This config works on all platforms with Docker 20.10+ (released late 2020). If your Docker version is still pre-2020… honestly, time to upgrade.

Host Service Configuration Essentials

Configuring the container side isn’t enough.

The host services also need proper configuration, or connections will still fail. Many people overlook this, so let’s address it separately.

Services Must Listen on the Correct Address

This is the most common pitfall.

Many services default to listening only on 127.0.0.1, meaning they only accept connections from the local machine. But Docker containers aren’t considered “local”—requests coming from the Docker bridge will be rejected.

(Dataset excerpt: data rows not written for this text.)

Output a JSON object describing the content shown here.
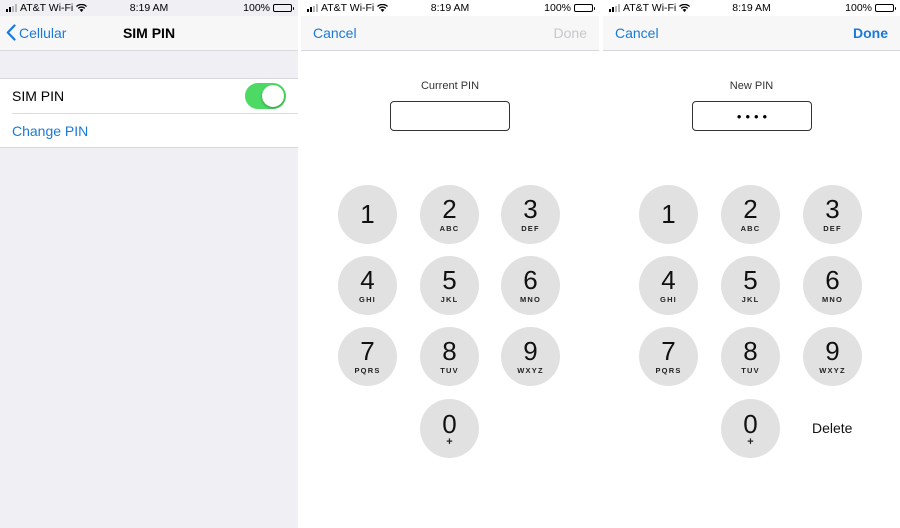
{
  "status_bar": {
    "carrier": "AT&T Wi-Fi",
    "time": "8:19 AM",
    "battery": "100%"
  },
  "settings_screen": {
    "back_label": "Cellular",
    "title": "SIM PIN",
    "sim_pin_label": "SIM PIN",
    "sim_pin_enabled": true,
    "change_pin_label": "Change PIN",
    "toggle_color": "#4cd964"
  },
  "current_pin_screen": {
    "cancel_label": "Cancel",
    "done_label": "Done",
    "done_enabled": false,
    "field_label": "Current PIN",
    "field_value": ""
  },
  "new_pin_screen": {
    "cancel_label": "Cancel",
    "done_label": "Done",
    "done_enabled": true,
    "field_label": "New PIN",
    "field_value": "••••",
    "delete_label": "Delete"
  },
  "keypad": {
    "keys": [
      {
        "digit": "1",
        "letters": ""
      },
      {
        "digit": "2",
        "letters": "ABC"
      },
      {
        "digit": "3",
        "letters": "DEF"
      },
      {
        "digit": "4",
        "letters": "GHI"
      },
      {
        "digit": "5",
        "letters": "JKL"
      },
      {
        "digit": "6",
        "letters": "MNO"
      },
      {
        "digit": "7",
        "letters": "PQRS"
      },
      {
        "digit": "8",
        "letters": "TUV"
      },
      {
        "digit": "9",
        "letters": "WXYZ"
      },
      {
        "digit": "0",
        "letters": "+"
      }
    ]
  },
  "colors": {
    "accent": "#1a7ad9",
    "disabled": "#c7c7cc",
    "key_background": "#e1e1e1"
  }
}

You need services to listen on 0.0.0.0, meaning “accept connections from all network interfaces.”

MySQL Configuration

Find the MySQL config file, usually at:

• Linux: /etc/mysql/mysql.conf.d/mysqld.cnf
• Mac (Homebrew): /usr/local/etc/my.cnf
• Windows: C:\ProgramData\MySQL\MySQL Server 8.0\my.ini

Modify bind-address:

[mysqld]
# Might originally be
# bind-address = 127.0.0.1

# Change to
bind-address = 0.0.0.0

Restart MySQL after changes:

# Linux
sudo systemctl restart mysql

# Mac
brew services restart mysql

# Windows
# Restart MySQL service in Services Manager

Redis Configuration

Edit redis.conf (usually at /etc/redis/redis.conf or /usr/local/etc/redis.conf):

# Find this line
bind 127.0.0.1 -::1

# Change to
bind 0.0.0.0

Restart Redis:

# Linux
sudo systemctl restart redis

# Mac
brew services restart redis

PostgreSQL Configuration

Edit postgresql.conf:

listen_addresses = '*'  # Listen on all addresses

Also modify pg_hba.conf to allow Docker subnet access:

# Add this line to allow 172.17.0.0/16 subnet
host    all             all             172.17.0.0/16           md5

Configure User Permissions (MySQL Specific)

Even if MySQL listens on 0.0.0.0, there’s still the user permissions hurdle.

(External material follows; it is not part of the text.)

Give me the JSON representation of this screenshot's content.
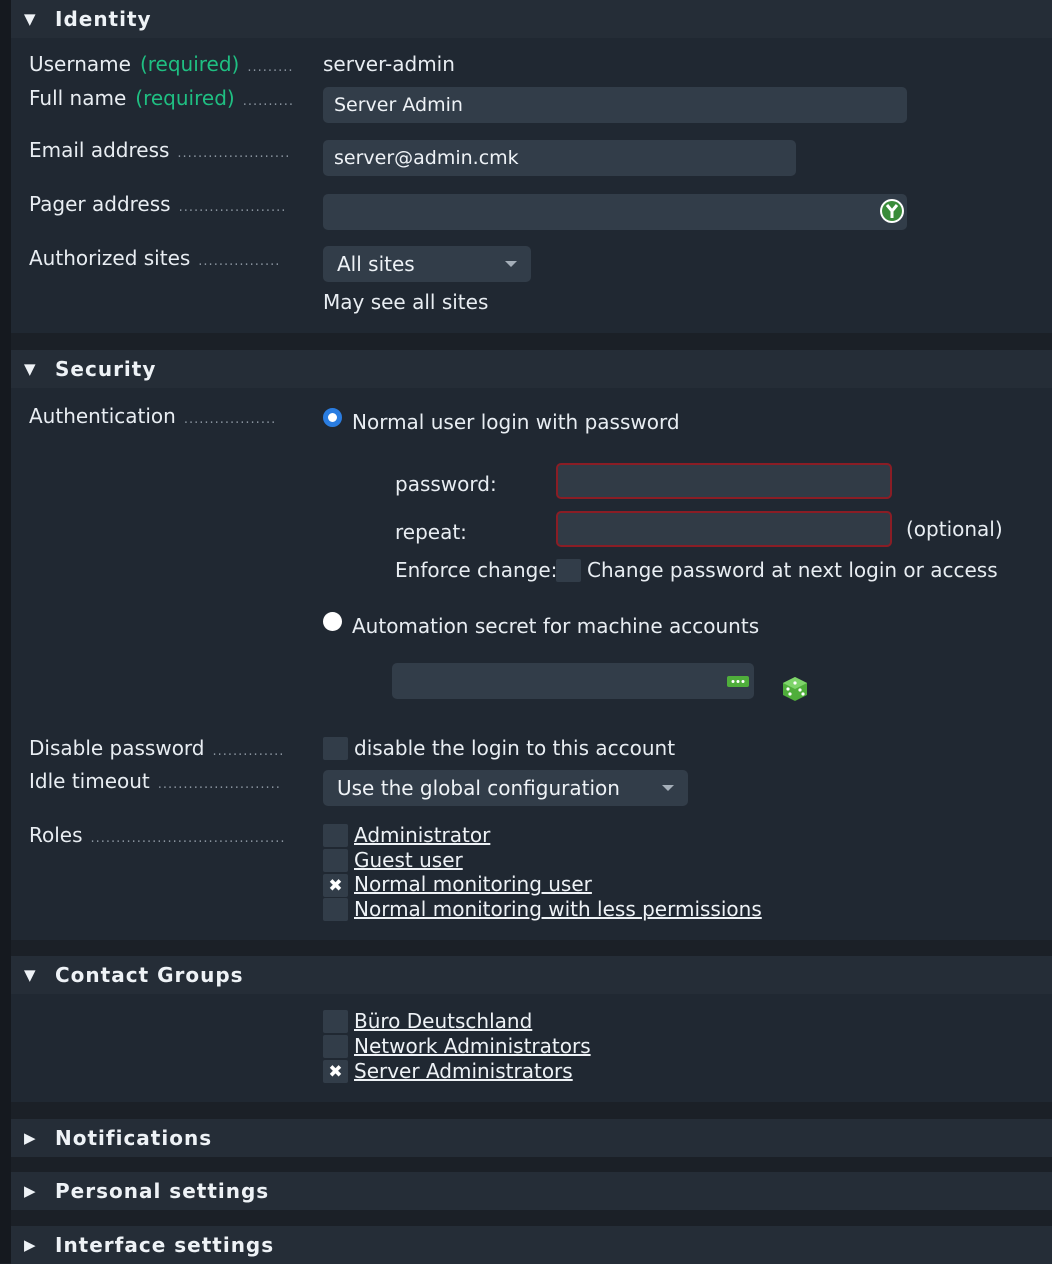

MySQL user permissions are managed by “username@source_host”. For example, root@localhost and root@% are two different users.

If your MySQL user only allows localhost access, containers still can’t connect. You need to grant permissions for Docker subnet access:

-- Option 1: Allow from any host (simple but less secure)
GRANT ALL PRIVILEGES ON *.* TO 'your_user'@'%' IDENTIFIED BY 'your_password';

-- Option 2: Only allow Docker subnet (more secure)
GRANT ALL PRIVILEGES ON *.* TO 'your_user'@'172.17.0.%' IDENTIFIED BY 'your_password';

-- Flush privileges
FLUSH PRIVILEGES;

For MySQL 8.0+, the syntax is slightly different:

-- First create user
CREATE USER 'your_user'@'%' IDENTIFIED BY 'your_password';

-- Then grant
GRANT ALL PRIVILEGES ON *.* TO 'your_user'@'%';

FLUSH PRIVILEGES;

Firewall Configuration

Some systems’ firewalls might block Docker containers from accessing host services.

Check firewall status:

# Linux (ufw)
sudo ufw status

# Linux (firewalld)
sudo firewall-cmd --state

Allow Docker subnet access (using MySQL port 3306 as example):

# ufw
sudo ufw allow from 172.17.0.0/16 to any port 3306

# firewalld
sudo firewall-cmd --permanent --zone=public --add-rich-rule='rule family="ipv4" source address="172.17.0.0/16" port port="3306" protocol="tcp" accept'
sudo firewall-cmd --reload

Security Recommendations

Listening on 0.0.0.0 does have security risks—your service becomes exposed to other machines on the network.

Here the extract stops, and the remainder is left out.